Le Musée de l'Histoire de l'Immigration s'ouvre (encore plus) à l'histoire et à l'immigration avec la désignation à sa tête d'un historien et d'un spécialiste de l'immigration. La nomination de Benjamin Stora augure, à ne pas en douter, d'une nouvelle phase au Palais de la Porte Dorée. Il remplace ainsi Jacques Toubon, récemment désigné par le Président de la République comme le Défenseur des droits. On sait la controverse et l'incongru dans la décision du Président même si on peut se féliciter que ce poste vacant ait permis l'arrivée à la tête du Musée de l'Histoire de l'Immigration d'un professionnel compétent et reconnu.
C'est en 1992 que des militants associatifs et des historiens se réunissent dans le projet d'une « association pour un musée de l'immigration ». En 2001, Lionel Jospin confie une mission pour étudier comment un lieu consacré à l'immigration pouvait voir le jour. Après les résultats de 2002, où Le Pen est arrivé au deuxième tour de l'élection présidentielle la question est même devenue d'une actualité urgente. Lors d'une réunion du comité interministériel à l'intégration en avril 2003, le projet est relancé une mission confiée à Jacques Toubon qui est ensuite investi par Jean-Pierre Raffarin le 8 juillet 2004. La Cité de l'Histoire de l'Immigration, (devenue ensuite Musée de l'Histoire de l'Immigration) ouvrira officiellement en octobre 2007. C'est la période du ministère de l'identité nationale avec Brice Hortefeux (mai 2007 à janvier 2009) et ensuite Eric Besson (jusqu'au 13 novembre 2010, date de sa suppression).

Images d'Alger 2002, Karim Kal © Musée national de l'histoire et des cultures de l'immigration
Ce musée n'a jamais été inauguré officiellement. On comprend bien les raisons qui ont fait qu'aucun des ministres de la Sarkozie, ainsi que le Président ou le premier-ministre, consacrent le moindre intérêt pour ce qui représente cette initiative. Un semblant d'inauguration officielle a eu lieu lors de l'ouverture de la médiathèque Abdelmalek Sayad, sociologue franco-algérien en mars 2009. Un important dispositif policier était déployé autour de la Porte Dorée et à l'intérieur aussi, car quand un militant associatif a voulu prendre la parole pour parler des sans-papiers, il a été vite maîtrisé par des policiers à civil, devant le sourire ironique de Besson et le retrait opportun et rapide de Darcos.
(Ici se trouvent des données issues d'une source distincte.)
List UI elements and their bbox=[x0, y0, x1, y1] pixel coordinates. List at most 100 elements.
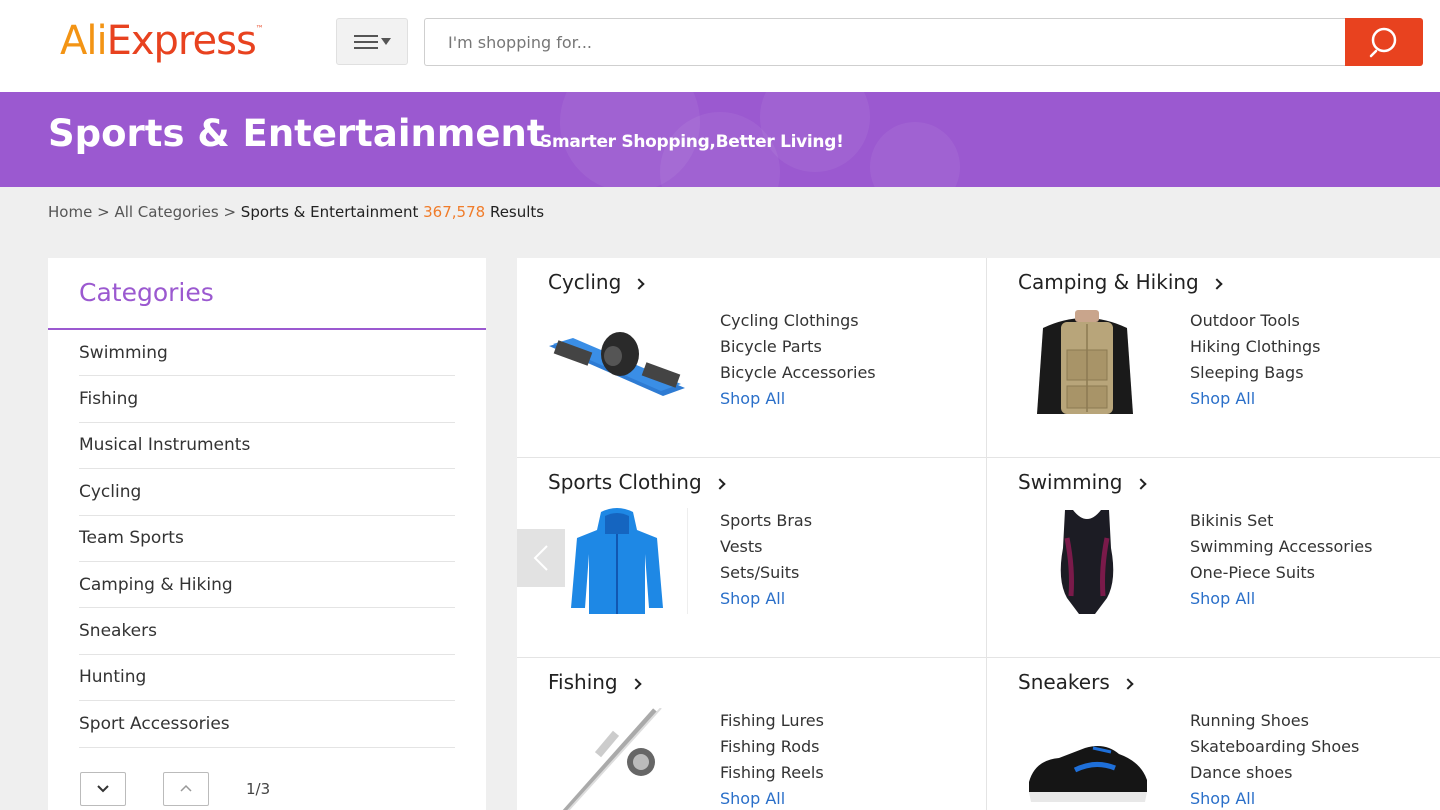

Il faut cependant saluer son existence, représentant un lieu de mémoire des différents mouvements migratoires qui ont bâtit ce pays. Sa fréquentation n'est pas très important et je pense qu'il est, à l'heure actuelle, comme un « acte subversif » de faire connaître ce Musée... Il faut souligner la riche documentation qui constitue le fond permanent, et la galerie des dons (qui regroupe des objets et documents déposés par les immigrés eux-mêmes ou leurs familles, exemple de la « truelle » du père de Cavanna). Par ailleurs des créatives expositions temporaires ont eu lieu, dont les deux dernières Vies d'Exil sur la vie quotidienne des Algériens en France pendant la guerre d'Algérie, ou la bande dessinée et immigration de 1913-2013, qui a permis de souligner l'importance de la bande dessinée dans le phénomène migratoire et la contribution d'immigrés à cet art, dont Astérix est un des exemples.

L'immigré exhibitionniste, Plantu, 1979 © Musée national de l'histoire et des cultures de l'immigration
Je me suis souvent exprimé dans ces pages de Mediapart, témoignant de tout l'intérêt que je trouve dans ce musée comme lieu de mémoire et de reconnaissance des «soutiers» de ce pays. J'ai eu la chance d'assister à la visite guidée de l'exposition Vies d'Exil (*) par son commissaire Benjamin Stora, en janvier 2013. C'est une chance aussi aujourd'hui que le Musée de l'Histoire de l'Immigration puisse compter avec son engagement pour faire évoluer et faire connaître cet espace de métissage, de tolérance et d'humanisme. Il y aura sans doute beaucoup à faire pour motiver des jeunes dits de la banlieue dont les parents ou les grands-parents sont représentés dans ce Musée. Mais il y aura aussi à motiver les jeunes en général de ce pays, qui ignorent parfois un lien ancien avec un parent venu d'ailleurs, mais souvent, sont aussi "ignorants" de la contribution que ces populations ont apporté à la France sur tous les plans.
Mediapart peut également y apporter sa pierre en diffusant, analysant et commentant ses manifestations car il y a beaucoup à faire. Bonne route M. Stora!